Pobrecita Huelva
Las lectoras y los lectores escriben de la falta de inversiones en Huelva, a favor del acuerdo entre la Unión Europea y Mercosur, la pérdida de educación en los debates en el Congreso y la desaparición de la generación nacida en los años treinta del siglo XX
Los onubenses que hoy sufrimos por el dolor de nuestros amigos y conocidos estamos acostumbrados a viajar en ese Alvia, a sufrir sus retrasos, sus paradas en la vía, sus asientos anticuados y sus vibraciones constantes. Estamos habituados a conducir por una autopista plagada de baches imposibles de sortear. Aquí no llegan las inversiones, ni siquiera, las básicas para garantizar el suministro del agua. De vez en cuando, los políticos bajan a esta humilde provincia de la periferia y nos prometen la llegada del AVE, la estación de Calatrava, la presa de Alcolea, el tercer carril, etc. Ellos vienen, sonríen, prometen y se marchan. Y en silencio, los ciudadanos de Huelva esperamos que, en algún momento, nos gobiernen gestores que, más allá de sus intereses, atiendan de una vez nuestras necesidades básicas, aquellas de las que depende nuestra propia supervivencia. Aunque no protestemos ni amenacemos, aunque tenernos contentos no les mantenga en el poder. Mientras eso llega, seguimos habitando esta pobrecita Huelva.
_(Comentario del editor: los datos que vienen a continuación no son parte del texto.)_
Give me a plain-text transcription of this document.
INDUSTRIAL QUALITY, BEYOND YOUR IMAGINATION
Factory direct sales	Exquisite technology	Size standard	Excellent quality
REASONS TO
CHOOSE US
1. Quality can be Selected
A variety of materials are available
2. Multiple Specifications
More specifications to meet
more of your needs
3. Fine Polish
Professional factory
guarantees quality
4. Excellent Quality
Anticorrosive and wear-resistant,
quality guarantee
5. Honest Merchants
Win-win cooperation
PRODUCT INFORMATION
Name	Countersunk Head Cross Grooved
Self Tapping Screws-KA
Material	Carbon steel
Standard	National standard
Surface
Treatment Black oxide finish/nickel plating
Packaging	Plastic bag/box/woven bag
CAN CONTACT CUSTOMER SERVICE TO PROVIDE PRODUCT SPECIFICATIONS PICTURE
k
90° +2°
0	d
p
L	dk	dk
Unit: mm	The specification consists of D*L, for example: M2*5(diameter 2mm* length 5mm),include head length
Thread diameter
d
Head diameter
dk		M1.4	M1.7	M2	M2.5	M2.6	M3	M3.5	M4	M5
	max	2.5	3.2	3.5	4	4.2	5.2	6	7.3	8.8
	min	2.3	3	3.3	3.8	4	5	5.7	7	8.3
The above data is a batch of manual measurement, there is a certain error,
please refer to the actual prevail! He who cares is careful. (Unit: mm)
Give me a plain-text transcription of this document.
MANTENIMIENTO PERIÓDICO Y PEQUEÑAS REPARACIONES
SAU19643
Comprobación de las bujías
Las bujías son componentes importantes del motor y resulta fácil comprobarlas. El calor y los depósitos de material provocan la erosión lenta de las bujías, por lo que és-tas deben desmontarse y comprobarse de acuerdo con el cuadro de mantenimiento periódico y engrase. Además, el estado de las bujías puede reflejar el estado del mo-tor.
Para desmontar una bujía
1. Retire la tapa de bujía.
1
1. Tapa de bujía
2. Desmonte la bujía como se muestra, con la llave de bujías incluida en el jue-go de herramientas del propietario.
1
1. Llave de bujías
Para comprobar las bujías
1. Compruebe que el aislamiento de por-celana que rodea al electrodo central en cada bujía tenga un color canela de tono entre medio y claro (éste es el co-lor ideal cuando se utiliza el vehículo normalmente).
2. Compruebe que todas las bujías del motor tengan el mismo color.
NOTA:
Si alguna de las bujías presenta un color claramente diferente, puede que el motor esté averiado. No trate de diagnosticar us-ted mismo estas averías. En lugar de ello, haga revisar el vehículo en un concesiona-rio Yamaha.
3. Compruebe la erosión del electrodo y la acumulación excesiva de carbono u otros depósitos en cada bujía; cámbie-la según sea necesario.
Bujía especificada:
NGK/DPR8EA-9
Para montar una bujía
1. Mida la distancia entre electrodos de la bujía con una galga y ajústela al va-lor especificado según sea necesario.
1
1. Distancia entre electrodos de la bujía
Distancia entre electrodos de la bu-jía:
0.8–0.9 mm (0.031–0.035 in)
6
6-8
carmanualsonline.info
Carmen García Ruiz. Huelva
A favor del pacto con Mercosur
La contestación ante el acuerdo Mercosur recuerda a las protestas de los agricultores franceses en 1985 con la entrada de España y Portugal en el mercado común. Qué injustas nos parecían. Ahora nosotros somos como los franceses en 1985 sin que haya tampoco una respuesta unitaria de todo el sector porque al menos el vino, el aceite, el porcino y la agroindustria se pueden ver muy beneficiados por el acuerdo. Ampliar el mercado supone un claro beneficio para el consumidor, que somos todos, incluido los agricultores que protagonizan la protesta, y más en tiempos de tanto riesgo geopolítico como el actual. Merece la pena este acuerdo por elevado que sea el coste de aplicar salvaguardas o las ayudas compensatorias que sean necesarias.
Miguel Ángel Cuevas Cosío. Sancibrián (Cantabria)
La educación en el Congreso
El otro día, en el colegio, un profesor nos recomendó ver un debate en el Congreso del siglo XX y compararlo con uno actual. La diferencia fue evidente y bastante preocupante. Se ve claramente cómo se ha perdido la formalidad y el respeto. Antes había turnos, argumentos y cierto orden; ahora predominan los gritos, las interrupciones y los ataques personales entre políticos. Quienes deberían dar ejemplo se faltan al respeto sin que pase nada. Así es normal que cueste tomarse la política en serio y que cada vez resulte más difícil decidir a quién votar.
Guillermo Cottet Casanovas. Barcelona
El futuro que espera a mi hija
El pasado domingo murió mi última abuela. La última nacida en los años 30, la última que vivió una guerra. Los de los 30 le han dejado a mi hija un siglo nuevo, brillante y lleno de oportunidades. Yo, impotente, lo veo temblar. Tiene tres años, y solo puedo explicarle que el señor naranja es malo, que los que vienen en barcos son buenos y les tenemos que ayudar, y que Pablo se casa con Edu porque todos somos libres de amar. Si alguien puede vencer es ella. Quizá no lo veré, pero la puedo enseñar.